Bian tersenyum tipis dan menjawab pertanyaan itu. “Di rumah.” Jawabnya singkat.
“Oooooohh…” Suara itu ber-oh panjang.
Hening. Tidak ada lagi suara setelahnya. Bian mengerutkan kening sambil menjauhkan ponsel dari telinganya dan menatap layar ponselnya. Masih tersambung. Diembuskannya napas kuat-kuat dan kembali mendekatkan ponsel itu ke telinganya. Kali ini ia bicara.

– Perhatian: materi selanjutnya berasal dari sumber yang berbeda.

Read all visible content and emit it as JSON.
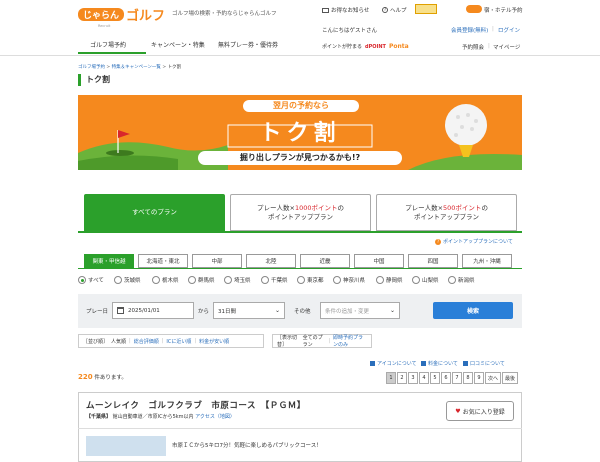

“Udah makan?” Tanyanya perhatian. Hal yang memang sudah selalu menjadi kebiasaannya tiap kali bertemu atau berkomunikasi dengan seseorang yang sedang berada di ujung telepon saat ini. Tepatnya gadis yang sedang berada di ujung telepon dengan suara takut-takut ini. Bina. Bina-nya.
“Belum.” Jawab suara itu lesu.
“Kok belum?” Diliriknya jam yang terpasang di dinding kamarnya. Jam sembilan malam. Waktu yang sudah sangat terlambat mengingat Bina memiliki penyakit maag yang bisa dikategorikan akut dan ia belum makan sama sekali.
“Nggak laper.”
“Emang tadi siang kamu makan berapa banyak sampe udah jam segini kamu nggak laper laper juga? Aku aja tadi makan siang dua piring, tapi tadi jam tujuh aku udah laper lagi.” Tanyanya lagi.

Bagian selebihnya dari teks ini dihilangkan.